I am not a racist – Feller

APR head coach Rene Feller has defiantly distanced himself from recent claims of racist remarks attributed to him and emphasized, “I am not a racist”.
SIDELINED: Abbas Rassou(L), UNDERFIRE: Rene Feller(R).
SIDELINED: Abbas Rassou(L), UNDERFIRE: Rene Feller(R).

APR head coach Rene Feller has defiantly distanced himself from recent claims of racist remarks attributed to him and emphasized, “I am not a racist”.

When APR failed miserably to defend the Kagame Cup title in Dar es Salaam, people came up with different excuses while critics picked on Feller as the main culprit.

There were even reports that he used racist remarks against striker Abbas Rassou when the Cameroonian-born player made a brief return to APR during the time of 2008 Kagame Cup tournament.

The striker once regarded as the best in the country during his two-year spell with the military side between 2005/6 and 2006/7, failed to catch the eye of Feller when the club managers brought him back to “help” the club in their regional title defence.

It’s claimed in some circles that the Dutchman referred to Abbass’s style of play as “playing like a nigga”, something the 65-year-old strongly denies.

In an exclusive interview with Times Sport on Monday, the veteran trainer said, “I am not a racist and I believe in multi-cultural societies, going back to my country (Holland).”

“I’d the last person to use the word niga,” Feller emphasized, before pointing out his native Holland as an example of multi-cultural societies.

In the strongest way possible, the former Eritrea national team coach reminded those he says want to “sabotage his work” at APR, “I am here for football. I want only the best for Africa, Rwanda inclusive. In any case, if I was a racist, I wouldn’t come (to work) in Africa.”

Prior to coming to APR, the Dutchman had worked in Eritrea for about two and half years where he was in charge of their national teams at all levels.

His Eritrea U-17 side did one over their Rwandan counterparts under Swedish coach Roger Palmegren in the quarter-finals of the regional youth championship held in Zanzibar in 2005.

Why Abbas didn’t play in Cecafa
Different reasons have been given for why Abbas, a talented player, who could one time, don Amavubi Stars’ colors (watch this space); failed to nail down a place on the team that played in Dar es Salaam.

But at last, from the horse’s own mouth, “(Abbas), in a bid to prove himself (to the coaches), he did too much and ended up failing completely.”

Feller explained that, the skilled forward, who cost APR a fortune when they praised him from one of the soccer academies in Cameroon, took on roles not meant for him on the field (like playing in wrong positions at the wrong time without the coach’s instruction).
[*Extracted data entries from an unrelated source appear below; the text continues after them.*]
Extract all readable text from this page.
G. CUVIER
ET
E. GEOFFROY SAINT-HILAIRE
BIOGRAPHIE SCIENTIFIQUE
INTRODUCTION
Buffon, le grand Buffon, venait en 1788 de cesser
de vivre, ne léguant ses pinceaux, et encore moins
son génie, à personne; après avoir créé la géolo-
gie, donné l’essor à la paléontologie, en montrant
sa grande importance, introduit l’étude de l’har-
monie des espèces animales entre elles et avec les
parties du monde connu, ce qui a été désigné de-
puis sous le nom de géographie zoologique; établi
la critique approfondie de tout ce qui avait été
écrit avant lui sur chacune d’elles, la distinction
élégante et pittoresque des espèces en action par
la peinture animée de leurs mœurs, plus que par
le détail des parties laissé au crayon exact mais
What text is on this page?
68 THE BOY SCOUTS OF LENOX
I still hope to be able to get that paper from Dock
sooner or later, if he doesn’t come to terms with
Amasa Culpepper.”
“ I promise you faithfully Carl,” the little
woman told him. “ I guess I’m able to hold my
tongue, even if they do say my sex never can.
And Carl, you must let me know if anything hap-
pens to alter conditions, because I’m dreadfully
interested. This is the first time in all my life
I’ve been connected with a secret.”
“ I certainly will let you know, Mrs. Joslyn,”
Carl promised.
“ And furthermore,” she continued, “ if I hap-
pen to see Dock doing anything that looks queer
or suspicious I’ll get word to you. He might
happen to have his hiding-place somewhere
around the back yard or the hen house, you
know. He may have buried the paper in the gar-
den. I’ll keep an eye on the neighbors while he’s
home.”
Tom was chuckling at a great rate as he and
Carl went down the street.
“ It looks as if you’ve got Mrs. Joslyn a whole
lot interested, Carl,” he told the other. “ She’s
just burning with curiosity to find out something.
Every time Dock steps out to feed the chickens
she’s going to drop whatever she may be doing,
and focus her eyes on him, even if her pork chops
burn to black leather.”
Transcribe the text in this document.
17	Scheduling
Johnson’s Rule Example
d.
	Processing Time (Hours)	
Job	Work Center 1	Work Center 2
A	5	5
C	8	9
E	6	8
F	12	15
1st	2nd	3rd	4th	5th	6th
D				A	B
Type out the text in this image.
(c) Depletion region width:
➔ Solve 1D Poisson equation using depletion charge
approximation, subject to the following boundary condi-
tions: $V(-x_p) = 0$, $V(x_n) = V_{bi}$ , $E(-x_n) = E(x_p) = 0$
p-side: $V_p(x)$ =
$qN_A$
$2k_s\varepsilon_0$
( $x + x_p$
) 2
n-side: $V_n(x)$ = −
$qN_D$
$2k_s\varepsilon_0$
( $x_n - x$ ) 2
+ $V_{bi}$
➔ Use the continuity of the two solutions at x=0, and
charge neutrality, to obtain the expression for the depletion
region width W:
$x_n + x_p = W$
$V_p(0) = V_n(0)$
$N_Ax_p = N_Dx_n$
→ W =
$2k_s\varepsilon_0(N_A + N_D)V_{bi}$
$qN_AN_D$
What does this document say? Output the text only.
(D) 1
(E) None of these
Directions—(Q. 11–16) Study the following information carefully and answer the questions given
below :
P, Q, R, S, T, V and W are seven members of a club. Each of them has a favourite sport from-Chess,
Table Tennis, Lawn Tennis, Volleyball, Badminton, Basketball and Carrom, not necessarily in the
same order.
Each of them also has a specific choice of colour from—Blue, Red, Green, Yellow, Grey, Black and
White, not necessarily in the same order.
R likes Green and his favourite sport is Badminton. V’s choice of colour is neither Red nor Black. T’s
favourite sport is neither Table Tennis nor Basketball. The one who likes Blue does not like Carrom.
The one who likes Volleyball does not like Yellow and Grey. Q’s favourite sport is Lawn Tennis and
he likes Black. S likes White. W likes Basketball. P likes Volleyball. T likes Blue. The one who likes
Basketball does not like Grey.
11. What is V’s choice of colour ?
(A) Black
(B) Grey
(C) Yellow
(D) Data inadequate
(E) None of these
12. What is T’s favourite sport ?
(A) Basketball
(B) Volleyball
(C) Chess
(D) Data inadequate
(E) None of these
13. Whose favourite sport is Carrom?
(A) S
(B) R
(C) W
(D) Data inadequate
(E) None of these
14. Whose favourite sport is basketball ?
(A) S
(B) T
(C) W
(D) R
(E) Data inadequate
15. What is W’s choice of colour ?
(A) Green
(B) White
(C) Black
“In football, you don’t play like in a chicken farm where you can afford to play anyhow. That’s what Abbas was doing during the few days we had him with us,” the straight-talking veteran trainer disclosed.

The striker had been brought (legally or otherwise, it remains a mystery) from his Moroccan club Olympique Khouribga to reinforce the APR’s striking line and when he failed to make Feller’s grade, he was put on the next plane back to Kigali.

So far so good but…
In his first season, the former Dutch indoor football star (during the 60s) has already won the Amahoro Cup while trying to make APR play a brand of football rival teams can only dream about.

“One of the pillars of football is to enjoy yourself while playing, that’s what I want my players to do
“In football, there is a difference between playing to win and playing not to lose. I personally prefer the former,” Feller stated.

And in his words, he said, “I’m happy with my bosses but only when they let me do my work, the way I feel is the best for the boys (players), the team and the fans.”

“Yes, as managers, they always want to advise you here and there, which is normal but when it comes to issues to do with team selection, those have to be left for us (coaches)

“APR have a fantastic background, fans’ clubs, they’ve been successful over the years but (to become ever a bigger club), they must have their own (good) training ground and club house,” Feller noted.